Tralasciamo commenti e considerazioni su ciascuno dei suddetti nominativi

Quello che invece vogliamo evidenziare, al di là degli aspetti formali inediti insiti nell’eventuale passaggio di Draghi dalla carica di Premier a quella di Capo dello Stato, sono le conseguenze che tale passaggio avrebbe in termini politici e istituzionali. In meno di un anno dalla sua elezione, Draghi è riuscito a mettere d’accordo quasi tutti. Il suo governo di unità nazionale (soltanto il partito Fratelli d’Italia è all’opposizione) è nato come estremo tentativo di Mattarella di evitare le elezioni anticipate in un momento di grande difficoltà sanitaria, sociale ed economica determinata dalla pandemia. Prima di conferire l’incarico a Draghi, Mattarella rivolse un appello a tutte le forze politiche affinché superassero le divisioni e dessero la fiducia a un governo “di alto profilo” che non dovesse “identificarsi con alcuna formula politica”. Nonostante finora Draghi abbia attuato un’incisiva azione di governo, la fase critica che undici mesi fa lo aveva portato a Palazzo Chigi è ancora ben lungi dall’essere stata superata. Esattamente come undici mesi fa anche oggi andare a elezioni anticipate comporterebbe rischi che il paese non può permettersi di correre.

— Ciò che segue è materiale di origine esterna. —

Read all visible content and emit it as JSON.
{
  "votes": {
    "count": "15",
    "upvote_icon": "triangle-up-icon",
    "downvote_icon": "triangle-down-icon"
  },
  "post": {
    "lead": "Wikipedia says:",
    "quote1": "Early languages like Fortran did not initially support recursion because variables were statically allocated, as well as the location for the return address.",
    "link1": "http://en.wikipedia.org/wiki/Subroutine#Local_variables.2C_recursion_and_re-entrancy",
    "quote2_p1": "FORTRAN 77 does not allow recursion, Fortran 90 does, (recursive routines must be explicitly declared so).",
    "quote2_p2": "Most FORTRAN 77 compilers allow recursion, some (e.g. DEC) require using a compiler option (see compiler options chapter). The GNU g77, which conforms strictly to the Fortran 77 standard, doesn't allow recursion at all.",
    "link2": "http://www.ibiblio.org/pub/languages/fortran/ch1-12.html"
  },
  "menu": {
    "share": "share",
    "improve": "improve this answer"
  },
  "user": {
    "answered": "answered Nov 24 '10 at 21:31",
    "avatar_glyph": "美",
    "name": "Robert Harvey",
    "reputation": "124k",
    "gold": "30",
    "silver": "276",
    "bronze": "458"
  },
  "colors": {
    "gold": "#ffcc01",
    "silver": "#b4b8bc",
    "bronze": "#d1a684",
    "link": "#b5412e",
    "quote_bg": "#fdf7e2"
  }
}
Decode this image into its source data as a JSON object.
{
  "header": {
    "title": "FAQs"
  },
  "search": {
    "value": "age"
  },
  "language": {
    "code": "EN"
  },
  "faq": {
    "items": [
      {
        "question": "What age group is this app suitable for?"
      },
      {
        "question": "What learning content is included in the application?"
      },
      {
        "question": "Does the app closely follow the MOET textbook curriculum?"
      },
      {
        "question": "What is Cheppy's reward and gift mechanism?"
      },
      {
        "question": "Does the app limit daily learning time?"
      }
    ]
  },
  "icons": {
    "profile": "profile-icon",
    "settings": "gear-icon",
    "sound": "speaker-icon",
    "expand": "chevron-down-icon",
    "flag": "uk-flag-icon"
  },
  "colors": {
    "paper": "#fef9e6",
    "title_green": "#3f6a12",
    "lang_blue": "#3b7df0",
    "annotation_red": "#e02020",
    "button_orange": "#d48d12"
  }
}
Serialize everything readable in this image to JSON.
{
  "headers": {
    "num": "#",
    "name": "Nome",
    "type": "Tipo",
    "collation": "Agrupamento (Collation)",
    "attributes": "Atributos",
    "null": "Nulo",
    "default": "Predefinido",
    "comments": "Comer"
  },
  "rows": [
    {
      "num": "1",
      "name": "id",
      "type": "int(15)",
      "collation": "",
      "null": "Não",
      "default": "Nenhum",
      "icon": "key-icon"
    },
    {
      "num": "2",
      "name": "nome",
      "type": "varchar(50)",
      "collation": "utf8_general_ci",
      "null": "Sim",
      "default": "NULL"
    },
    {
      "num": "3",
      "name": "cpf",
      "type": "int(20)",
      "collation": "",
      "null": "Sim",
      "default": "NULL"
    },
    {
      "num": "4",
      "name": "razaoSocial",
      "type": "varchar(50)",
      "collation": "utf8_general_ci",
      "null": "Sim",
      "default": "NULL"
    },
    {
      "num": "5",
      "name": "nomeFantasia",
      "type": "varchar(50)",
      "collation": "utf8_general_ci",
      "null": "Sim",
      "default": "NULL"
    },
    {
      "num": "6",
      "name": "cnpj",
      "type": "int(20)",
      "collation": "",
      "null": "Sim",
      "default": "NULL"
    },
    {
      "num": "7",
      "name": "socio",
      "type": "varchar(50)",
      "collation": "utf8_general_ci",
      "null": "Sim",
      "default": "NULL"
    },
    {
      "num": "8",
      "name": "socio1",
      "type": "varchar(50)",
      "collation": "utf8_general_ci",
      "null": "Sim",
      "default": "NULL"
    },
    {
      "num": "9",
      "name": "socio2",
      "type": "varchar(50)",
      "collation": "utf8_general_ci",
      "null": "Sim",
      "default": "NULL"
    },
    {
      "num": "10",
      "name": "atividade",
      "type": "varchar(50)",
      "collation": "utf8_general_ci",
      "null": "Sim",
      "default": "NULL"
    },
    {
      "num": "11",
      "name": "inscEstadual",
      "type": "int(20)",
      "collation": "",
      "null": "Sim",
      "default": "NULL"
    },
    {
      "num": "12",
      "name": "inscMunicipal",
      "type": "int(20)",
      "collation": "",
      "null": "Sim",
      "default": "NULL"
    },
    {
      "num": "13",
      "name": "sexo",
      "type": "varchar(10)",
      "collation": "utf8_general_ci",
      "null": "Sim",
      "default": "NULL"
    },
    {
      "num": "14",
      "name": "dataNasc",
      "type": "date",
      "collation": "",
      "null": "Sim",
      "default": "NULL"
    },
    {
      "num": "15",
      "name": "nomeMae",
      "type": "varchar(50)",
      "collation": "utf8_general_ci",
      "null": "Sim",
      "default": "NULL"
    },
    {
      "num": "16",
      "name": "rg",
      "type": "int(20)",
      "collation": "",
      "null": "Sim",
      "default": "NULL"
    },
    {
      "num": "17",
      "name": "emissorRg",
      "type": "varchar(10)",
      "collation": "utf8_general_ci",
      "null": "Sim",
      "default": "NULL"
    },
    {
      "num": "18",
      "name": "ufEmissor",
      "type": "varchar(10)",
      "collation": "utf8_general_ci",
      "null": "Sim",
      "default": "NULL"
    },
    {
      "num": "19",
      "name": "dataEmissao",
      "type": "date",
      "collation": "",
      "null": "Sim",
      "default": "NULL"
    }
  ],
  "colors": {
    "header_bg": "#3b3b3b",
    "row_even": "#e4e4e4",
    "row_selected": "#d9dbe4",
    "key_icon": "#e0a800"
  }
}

Riuscirà Draghi, dal Colle, ad ottenere che i partiti si accordino sulla formazione di un governo di unità nazionale senza di lui come Presidente del Consiglio?

Soltanto Sergio Mattarella, non più capo dello Stato, potrebbe riuscire nell’impresa accettando di diventare Premier. È questo l’intricatissimo ginepraio di scenari che la politica italiana dovrà districare tra circa due settimane. I rischi sono tanti e tali da rendere auspicabile un accordo trasversale tra tutti i partiti sulla necessità di inviare a Sergio Mattarella la richiesta (ma sarebbe un vero e proprio appello) di accettare un secondo mandato fino alla scadenza della legislatura. Tanto meglio se tale richiesta verrà fatta prima dell’inizio degli scrutini e non in extremis. In ciò l’Italia potrebbe seguire l’esempio rappresentato dalla Germania, dove i principali partiti già si sono accordati per conferire a Frank-Walter Steinmeier il secondo mandato.